Vielfältige Tourismus-Anwendungen: SenseTime bietet für den Tourismussektor unter anderem Gesichtserkennung für Flughäfen und Hotels, personalisierte Reiseempfehlungen, AR-gestützte virtuelle Touren, KI-Chatbots und datengestützte Trendanalysen. Diese Tools verbessern die Servicequalität und steigern die Gästezufriedenheit.
Strategie zur CO₂-Neutralität durch KI: SenseTime nutzt Künstliche Intelligenz zur Effizienzsteigerung in der Energieversorgung, z. B. für Offshore-Stromprognosen. Die angestrebte CO₂-Neutralität ist auch für Partner mit Fokus auf nachhaltigem Tourismus interessant.

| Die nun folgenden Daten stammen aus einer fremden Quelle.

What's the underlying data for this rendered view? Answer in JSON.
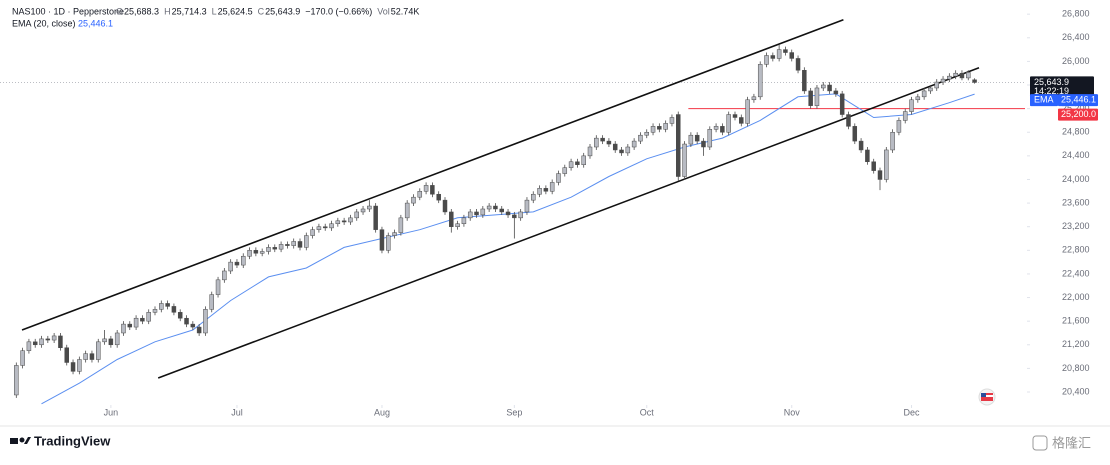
{
  "chart_data": {
    "type": "candlestick",
    "symbol": "NAS100 · 1D · Pepperstone",
    "legend": {
      "labels": [
        "O",
        "H",
        "L",
        "C"
      ],
      "values": [
        "25,688.3",
        "25,714.3",
        "25,624.5",
        "25,643.9"
      ],
      "change": "−170.0 (−0.66%)",
      "vol_label": "Vol",
      "vol": "52.74K"
    },
    "ema_legend": {
      "name": "EMA (20, close)",
      "value": "25,446.1"
    },
    "up_color": "#b8bbc3",
    "down_color": "#4a4a4a",
    "ylim": [
      20180,
      27040
    ],
    "xlim": [
      -1,
      160
    ],
    "yticks": [
      {
        "value": 20400,
        "label": "20,400"
      },
      {
        "value": 20800,
        "label": "20,800"
      },
      {
        "value": 21200,
        "label": "21,200"
      },
      {
        "value": 21600,
        "label": "21,600"
      },
      {
        "value": 22000,
        "label": "22,000"
      },
      {
        "value": 22400,
        "label": "22,400"
      },
      {
        "value": 22800,
        "label": "22,800"
      },
      {
        "value": 23200,
        "label": "23,200"
      },
      {
        "value": 23600,
        "label": "23,600"
      },
      {
        "value": 24000,
        "label": "24,000"
      },
      {
        "value": 24400,
        "label": "24,400"
      },
      {
        "value": 24800,
        "label": "24,800"
      },
      {
        "value": 25200,
        "label": "25,200"
      },
      {
        "value": 25600,
        "label": "25,600"
      },
      {
        "value": 26000,
        "label": "26,000"
      },
      {
        "value": 26400,
        "label": "26,400"
      },
      {
        "value": 26800,
        "label": "26,800"
      }
    ],
    "xticks": [
      {
        "value": 15,
        "label": "Jun"
      },
      {
        "value": 35,
        "label": "Jul"
      },
      {
        "value": 58,
        "label": "Aug"
      },
      {
        "value": 79,
        "label": "Sep"
      },
      {
        "value": 100,
        "label": "Oct"
      },
      {
        "value": 123,
        "label": "Nov"
      },
      {
        "value": 142,
        "label": "Dec"
      }
    ],
    "ohlc": [
      [
        20350,
        20900,
        20300,
        20850
      ],
      [
        20850,
        21150,
        20800,
        21100
      ],
      [
        21100,
        21300,
        21050,
        21250
      ],
      [
        21250,
        21300,
        21150,
        21200
      ],
      [
        21200,
        21350,
        21150,
        21300
      ],
      [
        21300,
        21350,
        21230,
        21280
      ],
      [
        21280,
        21400,
        21230,
        21350
      ],
      [
        21350,
        21400,
        21100,
        21150
      ],
      [
        21150,
        21200,
        20850,
        20900
      ],
      [
        20900,
        20950,
        20700,
        20750
      ],
      [
        20750,
        21000,
        20700,
        20950
      ],
      [
        20950,
        21100,
        20900,
        21050
      ],
      [
        21050,
        21100,
        20900,
        20950
      ],
      [
        20950,
        21300,
        20900,
        21250
      ],
      [
        21250,
        21450,
        21200,
        21300
      ],
      [
        21300,
        21350,
        21150,
        21200
      ],
      [
        21200,
        21450,
        21150,
        21400
      ],
      [
        21400,
        21600,
        21350,
        21550
      ],
      [
        21550,
        21600,
        21450,
        21500
      ],
      [
        21500,
        21700,
        21450,
        21650
      ],
      [
        21650,
        21700,
        21550,
        21600
      ],
      [
        21600,
        21800,
        21550,
        21750
      ],
      [
        21750,
        21850,
        21700,
        21800
      ],
      [
        21800,
        21950,
        21750,
        21900
      ],
      [
        21900,
        21950,
        21800,
        21850
      ],
      [
        21850,
        21900,
        21700,
        21750
      ],
      [
        21750,
        21800,
        21600,
        21650
      ],
      [
        21650,
        21700,
        21500,
        21550
      ],
      [
        21550,
        21600,
        21450,
        21500
      ],
      [
        21500,
        21550,
        21350,
        21400
      ],
      [
        21400,
        21850,
        21350,
        21800
      ],
      [
        21800,
        22100,
        21750,
        22050
      ],
      [
        22050,
        22350,
        22000,
        22300
      ],
      [
        22300,
        22500,
        22250,
        22450
      ],
      [
        22450,
        22650,
        22400,
        22600
      ],
      [
        22600,
        22650,
        22500,
        22550
      ],
      [
        22550,
        22750,
        22500,
        22700
      ],
      [
        22700,
        22850,
        22650,
        22800
      ],
      [
        22800,
        22850,
        22700,
        22750
      ],
      [
        22750,
        22830,
        22700,
        22780
      ],
      [
        22780,
        22900,
        22730,
        22850
      ],
      [
        22850,
        22900,
        22770,
        22820
      ],
      [
        22820,
        22950,
        22770,
        22900
      ],
      [
        22900,
        22950,
        22830,
        22880
      ],
      [
        22880,
        23000,
        22830,
        22950
      ],
      [
        22950,
        23000,
        22800,
        22850
      ],
      [
        22850,
        23100,
        22800,
        23050
      ],
      [
        23050,
        23200,
        23000,
        23150
      ],
      [
        23150,
        23250,
        23100,
        23200
      ],
      [
        23200,
        23250,
        23130,
        23180
      ],
      [
        23180,
        23300,
        23130,
        23250
      ],
      [
        23250,
        23350,
        23200,
        23300
      ],
      [
        23300,
        23350,
        23230,
        23280
      ],
      [
        23280,
        23400,
        23230,
        23350
      ],
      [
        23350,
        23500,
        23300,
        23450
      ],
      [
        23450,
        23550,
        23400,
        23500
      ],
      [
        23500,
        23650,
        23450,
        23550
      ],
      [
        23550,
        23600,
        23100,
        23150
      ],
      [
        23150,
        23200,
        22750,
        22800
      ],
      [
        22800,
        23100,
        22750,
        23050
      ],
      [
        23050,
        23150,
        23000,
        23100
      ],
      [
        23100,
        23400,
        23050,
        23350
      ],
      [
        23350,
        23650,
        23300,
        23600
      ],
      [
        23600,
        23750,
        23550,
        23700
      ],
      [
        23700,
        23850,
        23650,
        23800
      ],
      [
        23800,
        23950,
        23750,
        23900
      ],
      [
        23900,
        23950,
        23700,
        23750
      ],
      [
        23750,
        23800,
        23600,
        23650
      ],
      [
        23650,
        23700,
        23400,
        23450
      ],
      [
        23450,
        23500,
        23100,
        23200
      ],
      [
        23200,
        23300,
        23150,
        23250
      ],
      [
        23250,
        23400,
        23200,
        23350
      ],
      [
        23350,
        23500,
        23300,
        23450
      ],
      [
        23450,
        23500,
        23350,
        23400
      ],
      [
        23400,
        23550,
        23350,
        23500
      ],
      [
        23500,
        23600,
        23450,
        23550
      ],
      [
        23550,
        23600,
        23450,
        23500
      ],
      [
        23500,
        23550,
        23400,
        23450
      ],
      [
        23450,
        23500,
        23350,
        23400
      ],
      [
        23400,
        23450,
        23000,
        23350
      ],
      [
        23350,
        23500,
        23300,
        23450
      ],
      [
        23450,
        23700,
        23400,
        23650
      ],
      [
        23650,
        23800,
        23600,
        23750
      ],
      [
        23750,
        23900,
        23700,
        23850
      ],
      [
        23850,
        23900,
        23750,
        23800
      ],
      [
        23800,
        24000,
        23750,
        23950
      ],
      [
        23950,
        24150,
        23900,
        24100
      ],
      [
        24100,
        24250,
        24050,
        24200
      ],
      [
        24200,
        24350,
        24150,
        24300
      ],
      [
        24300,
        24350,
        24200,
        24250
      ],
      [
        24250,
        24450,
        24200,
        24400
      ],
      [
        24400,
        24600,
        24350,
        24550
      ],
      [
        24550,
        24750,
        24500,
        24700
      ],
      [
        24700,
        24750,
        24600,
        24650
      ],
      [
        24650,
        24700,
        24550,
        24600
      ],
      [
        24600,
        24650,
        24450,
        24500
      ],
      [
        24500,
        24550,
        24400,
        24450
      ],
      [
        24450,
        24600,
        24400,
        24550
      ],
      [
        24550,
        24700,
        24500,
        24650
      ],
      [
        24650,
        24800,
        24600,
        24750
      ],
      [
        24750,
        24850,
        24700,
        24800
      ],
      [
        24800,
        24950,
        24750,
        24900
      ],
      [
        24900,
        24950,
        24800,
        24850
      ],
      [
        24850,
        25000,
        24800,
        24950
      ],
      [
        24950,
        25100,
        24900,
        25050
      ],
      [
        25100,
        25150,
        23980,
        24050
      ],
      [
        24050,
        24650,
        24000,
        24600
      ],
      [
        24600,
        24800,
        24550,
        24750
      ],
      [
        24750,
        24800,
        24600,
        24650
      ],
      [
        24650,
        24700,
        24400,
        24550
      ],
      [
        24550,
        24900,
        24500,
        24850
      ],
      [
        24850,
        24950,
        24800,
        24900
      ],
      [
        24900,
        24950,
        24750,
        24800
      ],
      [
        24800,
        25150,
        24750,
        25100
      ],
      [
        25100,
        25150,
        25000,
        25050
      ],
      [
        25050,
        25100,
        24900,
        24950
      ],
      [
        24950,
        25400,
        24900,
        25350
      ],
      [
        25350,
        25450,
        25300,
        25400
      ],
      [
        25400,
        26000,
        25350,
        25950
      ],
      [
        25950,
        26150,
        25900,
        26100
      ],
      [
        26100,
        26150,
        26000,
        26050
      ],
      [
        26050,
        26280,
        26000,
        26200
      ],
      [
        26200,
        26250,
        26100,
        26150
      ],
      [
        26150,
        26200,
        26000,
        26050
      ],
      [
        26050,
        26100,
        25800,
        25850
      ],
      [
        25850,
        25900,
        25450,
        25500
      ],
      [
        25500,
        25550,
        25200,
        25250
      ],
      [
        25250,
        25600,
        25200,
        25550
      ],
      [
        25550,
        25650,
        25500,
        25600
      ],
      [
        25600,
        25650,
        25450,
        25500
      ],
      [
        25500,
        25550,
        25400,
        25450
      ],
      [
        25450,
        25500,
        25050,
        25100
      ],
      [
        25100,
        25150,
        24850,
        24900
      ],
      [
        24900,
        24950,
        24600,
        24650
      ],
      [
        24650,
        24700,
        24450,
        24500
      ],
      [
        24500,
        24550,
        24250,
        24300
      ],
      [
        24300,
        24350,
        24100,
        24150
      ],
      [
        24150,
        24200,
        23820,
        24000
      ],
      [
        24000,
        24550,
        23950,
        24500
      ],
      [
        24500,
        24850,
        24450,
        24800
      ],
      [
        24800,
        25050,
        24750,
        25000
      ],
      [
        25000,
        25200,
        24950,
        25150
      ],
      [
        25150,
        25400,
        25100,
        25350
      ],
      [
        25350,
        25450,
        25300,
        25400
      ],
      [
        25400,
        25550,
        25350,
        25500
      ],
      [
        25500,
        25600,
        25450,
        25550
      ],
      [
        25550,
        25700,
        25500,
        25650
      ],
      [
        25650,
        25750,
        25600,
        25700
      ],
      [
        25700,
        25800,
        25650,
        25750
      ],
      [
        25750,
        25850,
        25700,
        25800
      ],
      [
        25800,
        25850,
        25680,
        25720
      ],
      [
        25720,
        25850,
        25680,
        25813.9
      ],
      [
        25688.3,
        25714.3,
        25624.5,
        25643.9
      ]
    ],
    "ema": {
      "name": "EMA",
      "color": "#5b8ff0",
      "x": [
        4,
        10,
        16,
        22,
        28,
        34,
        40,
        46,
        52,
        58,
        64,
        70,
        76,
        82,
        88,
        94,
        100,
        106,
        112,
        118,
        124,
        130,
        136,
        142,
        148,
        152
      ],
      "values": [
        20200,
        20550,
        20950,
        21250,
        21450,
        21950,
        22350,
        22500,
        22850,
        23000,
        23150,
        23350,
        23400,
        23450,
        23700,
        24050,
        24350,
        24550,
        24700,
        25000,
        25400,
        25450,
        25050,
        25100,
        25300,
        25446.1
      ]
    },
    "trendlines": [
      {
        "x": [
          0.9,
          131.2
        ],
        "values": [
          21451,
          26705
        ],
        "color": "#111111"
      },
      {
        "x": [
          22.5,
          152.7
        ],
        "values": [
          20637,
          25892
        ],
        "color": "#111111"
      }
    ],
    "hline": {
      "value": 25200,
      "label": "25,200.0",
      "start_x": 106.6,
      "color": "#f23645"
    },
    "last_price": {
      "value": 25643.9,
      "label": "25,643.9"
    },
    "countdown": "14:22:19",
    "ema_last": {
      "value": 25446.1,
      "label": "25,446.1"
    },
    "brand": "TradingView",
    "watermark": "格隆汇"
  }
}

Internationale Kooperationen und Exporte: SenseTime ist bereits in Japan, Südkorea, Thailand und Saudi-Arabien aktiv. Exportprodukte reichen von Gesichtserkennung für den Skisport bis hin zu KI-Spielen und Robotik, z. B. Sporttechnologie, smarten Destinationslösungen und Tourismusinnovation.
Technologieethik & Sicherheitsstandards: Das Unternehmen setzt selbst stark auf KI-basierte Zugangssysteme und engagiert sich in internationalen Ethikkommissionen.
Huawei ist eines der weltweit führenden IKT-Unternehmen, das smarte Endgeräte, Cloud-Services und digitale Infrastrukturlösungen in mehr als 170 Länder bereitstellt – mit wachsender Relevanz auch im Tourismussektor.
Huawei Cloud verbessert touristische Infrastruktur: Über Huawei Cloud bietet das Unternehmen maßgeschneiderte digitale Lösungen für smarte Städte und Destinationen. Am Beispiel des Flughafens Shenzhen zeigt sich, wie Betriebsmanagement, Echtzeit-Informationen und Besucherkommunikation effizient vernetzt werden können.
Künstliche Intelligenz für reibungslose Reiseerlebnisse: Huawei integriert KI-gestützte Services wie automatisierte Sitzplatzvergabe, Gesichtserkennung an Sicherheitskontrollen und Zugangskontrollen in touristischen Einrichtungen oder intelligente Parkservices. Zudem ermöglichen Datenprofile personalisierte Services für Gäste.
Relevanz für Kulturerbestätten in Österreich: Huawei-Technologie ermöglicht flächendeckendes WLAN auch in historischen Gebäuden, was für den Betrieb digitaler Angebote in Museen, Schlössern oder Klöstern von Vorteil sein kann.
Zukunftstechnologien: Mit Investitionen in neue Rechenarchitekturen („Future of Computing“) positioniert sich Huawei als Innovationstreiber.
Diese Unternehmen wurden im Rahmen einer Zukunftsreise, organisiert von der AUSSENWIRTSCHAFT ÖSTERREICH der WKÖ in Kooperation mit der Österreich Werbung, besucht.